For anyone born after 2002, media technology is as effortless as breathing. Always “connected” today’s teens live in a digital ‘visual-first’ culture, where instead of typing and talking, they tap and swipe. Instead of emails, they Face-Time and SnapChat.
The hyperactive way in which this generation consumes and controls media has affected their expectations of the world around them. The democratic, customized, and shareable nature of the internet makes it difficult for them to follow prescribed directions from brands. They don’t want to play games by the rules; they want to create their own rules, and their own visual worlds.
Global, liberal and visual, this generation also has a strong 'post-body' mentality, which means they prioritize the health of their minds. Eleven years after Facebook was launched, we are only beginning to understand that we live in a reputation economy. But the young teens who were born into this digital world have already figured out how to live online. Placing less value on body image: Personality comes first.

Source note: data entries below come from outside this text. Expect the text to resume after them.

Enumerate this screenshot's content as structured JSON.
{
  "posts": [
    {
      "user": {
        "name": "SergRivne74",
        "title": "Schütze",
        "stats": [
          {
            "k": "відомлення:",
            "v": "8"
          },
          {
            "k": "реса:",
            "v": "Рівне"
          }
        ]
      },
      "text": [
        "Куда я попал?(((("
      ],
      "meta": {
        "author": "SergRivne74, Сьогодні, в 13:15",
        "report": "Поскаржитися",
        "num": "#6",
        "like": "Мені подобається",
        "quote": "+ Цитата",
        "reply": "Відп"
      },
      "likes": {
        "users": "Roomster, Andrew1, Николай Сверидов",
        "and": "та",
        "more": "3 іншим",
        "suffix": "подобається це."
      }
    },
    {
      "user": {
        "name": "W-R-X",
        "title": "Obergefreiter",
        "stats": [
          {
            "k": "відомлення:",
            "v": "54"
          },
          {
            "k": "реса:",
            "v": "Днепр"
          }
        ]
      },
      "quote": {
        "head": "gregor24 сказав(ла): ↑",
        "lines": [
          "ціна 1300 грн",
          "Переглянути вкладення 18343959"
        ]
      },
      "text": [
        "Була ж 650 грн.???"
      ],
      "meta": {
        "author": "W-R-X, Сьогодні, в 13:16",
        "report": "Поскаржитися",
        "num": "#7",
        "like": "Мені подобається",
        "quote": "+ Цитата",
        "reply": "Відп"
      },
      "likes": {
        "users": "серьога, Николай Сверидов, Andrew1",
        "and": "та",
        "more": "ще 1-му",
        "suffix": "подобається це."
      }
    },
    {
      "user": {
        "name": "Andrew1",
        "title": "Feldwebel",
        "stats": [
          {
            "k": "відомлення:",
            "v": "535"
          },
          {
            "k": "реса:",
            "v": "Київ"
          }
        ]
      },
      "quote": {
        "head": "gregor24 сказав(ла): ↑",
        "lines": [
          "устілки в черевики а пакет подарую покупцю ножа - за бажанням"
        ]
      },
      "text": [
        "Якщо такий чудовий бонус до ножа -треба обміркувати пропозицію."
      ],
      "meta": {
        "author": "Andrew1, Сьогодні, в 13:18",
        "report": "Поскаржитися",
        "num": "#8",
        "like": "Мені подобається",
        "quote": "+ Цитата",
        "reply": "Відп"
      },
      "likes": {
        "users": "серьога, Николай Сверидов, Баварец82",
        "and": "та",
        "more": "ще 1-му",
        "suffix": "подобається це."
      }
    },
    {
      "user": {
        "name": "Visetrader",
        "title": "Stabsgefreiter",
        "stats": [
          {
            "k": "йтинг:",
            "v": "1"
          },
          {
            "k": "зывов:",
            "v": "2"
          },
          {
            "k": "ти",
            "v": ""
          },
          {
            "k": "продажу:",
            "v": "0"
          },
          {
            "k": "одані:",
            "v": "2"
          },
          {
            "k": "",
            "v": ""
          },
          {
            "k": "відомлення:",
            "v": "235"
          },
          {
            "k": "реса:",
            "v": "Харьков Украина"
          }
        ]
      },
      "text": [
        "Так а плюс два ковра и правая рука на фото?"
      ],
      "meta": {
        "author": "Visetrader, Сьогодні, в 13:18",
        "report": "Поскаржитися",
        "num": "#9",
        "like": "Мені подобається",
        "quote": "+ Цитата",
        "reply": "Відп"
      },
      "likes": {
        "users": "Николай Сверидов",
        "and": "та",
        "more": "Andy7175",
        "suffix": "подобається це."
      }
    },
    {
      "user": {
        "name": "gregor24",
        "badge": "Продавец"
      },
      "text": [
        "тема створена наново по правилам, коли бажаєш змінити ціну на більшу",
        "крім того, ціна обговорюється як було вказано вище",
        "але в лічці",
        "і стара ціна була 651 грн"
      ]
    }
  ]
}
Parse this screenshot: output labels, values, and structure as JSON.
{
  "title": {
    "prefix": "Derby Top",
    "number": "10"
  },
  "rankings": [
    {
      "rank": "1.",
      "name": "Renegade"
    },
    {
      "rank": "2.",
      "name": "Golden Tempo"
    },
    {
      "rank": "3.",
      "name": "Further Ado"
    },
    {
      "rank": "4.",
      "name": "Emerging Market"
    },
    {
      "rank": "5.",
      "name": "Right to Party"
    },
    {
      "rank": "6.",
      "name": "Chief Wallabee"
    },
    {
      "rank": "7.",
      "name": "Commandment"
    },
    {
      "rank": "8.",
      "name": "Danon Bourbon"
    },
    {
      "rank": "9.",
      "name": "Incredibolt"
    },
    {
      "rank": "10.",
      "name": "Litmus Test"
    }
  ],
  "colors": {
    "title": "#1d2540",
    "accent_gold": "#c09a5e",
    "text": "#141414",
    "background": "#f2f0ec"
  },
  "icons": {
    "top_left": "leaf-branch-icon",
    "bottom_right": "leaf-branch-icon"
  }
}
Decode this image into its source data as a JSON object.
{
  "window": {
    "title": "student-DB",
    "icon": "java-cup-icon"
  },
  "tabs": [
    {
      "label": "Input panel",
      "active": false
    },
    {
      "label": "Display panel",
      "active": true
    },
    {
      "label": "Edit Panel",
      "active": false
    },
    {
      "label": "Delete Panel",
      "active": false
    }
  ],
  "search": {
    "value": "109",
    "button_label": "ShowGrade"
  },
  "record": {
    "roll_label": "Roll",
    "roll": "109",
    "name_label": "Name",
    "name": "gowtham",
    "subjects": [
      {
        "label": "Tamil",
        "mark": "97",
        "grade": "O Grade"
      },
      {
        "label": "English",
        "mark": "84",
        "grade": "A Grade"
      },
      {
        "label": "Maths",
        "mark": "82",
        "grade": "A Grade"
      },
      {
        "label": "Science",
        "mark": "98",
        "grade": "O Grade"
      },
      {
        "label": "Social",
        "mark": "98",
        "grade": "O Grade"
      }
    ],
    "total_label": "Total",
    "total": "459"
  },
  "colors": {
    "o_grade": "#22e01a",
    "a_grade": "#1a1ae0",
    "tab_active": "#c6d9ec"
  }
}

To do so, they use social platforms to highlight their unique individuality and create their own aesthetics, using apps such as Periscope, Instagram, Snapchat and Tumblr - to name a few.
To appeal to their sense of fun, brands need to up their game with campaigns that match the levels of entertainment they are used to.
They seek experiences and vibrant rich media that can help them convey their feelings in ways that reflect their image. Something brands should explore in order to reach the all-new habits and expectations of this new group of consumers.
Examples on how brands are starting to adopt a new visual language heavily influenced by digital first culture below.
Adidas Future House Club
Adidas created an ambitious experiential project to launch its new shoe brand, NMD. For this six-day pop-up event, Adidas transformed a coffee shop/warehouse space in Shoreditch, London as the location for its 'Future House'. Adidas created different concepts for each day – such as Past Empowers Future or Under the Radar, with the aim of celebrating London’s creative scene. As well as live music acts, visitors to the Future House could experience and explore art exhibitions, film screenings, drop-in performances as well as workshops designed to empower the next generation of cultural influencers. The final two days were dedicated to the idea of Your Future Is Not Mine, a concept that underpins Adidas Originals’ wider campaign of the same name, which appeals to teenage consumers’ need for individuality.
Hunter's Summer Festival
To promote their spring/summer 2016 collection, footwear brand Hunter channeled their connection with summer music festivals.
They have created a campaign film that follows a young band on their journey through a surreal digitised festival setting. The images were layered over bold, colourful animations by the illustrator Will Sweeney.
Been Trill x Pretty Puke
Fashion brand Been Trill has teamed up with photographer Pretty Puke for a new video lookbook highlighting pieces from the brand’s latest collection and collaboration with Coca-Cola. Young, wild and stylish people dress the part for the Been Trill x Pretty Puke video and showcase what we could describe today as the “Millennial starter pack”: think hoodies, 1990-inspired cap, Tumblr and sneakerheads. The 360-degree lookbook video is a byproduct of today’s culture. It represents the future, the internet generation, the Tumblr kids.
Miu Miu App
The fashion brand created an app where users can create small video montages; a digital illustration of their own personal vision of Miu Miu. Users can choose to pair the tunes with a variety of graphic patterns and Miu Miu looks and accessories, resulting in a video that promises to be unique every time it’s watched. The short films can be saved and shared across social apps, further growing the brand’s already massive social network. The campaign is a great example of a brand creating shareable content that appeals to each user’s personality. Free on iOS, Android and Windows.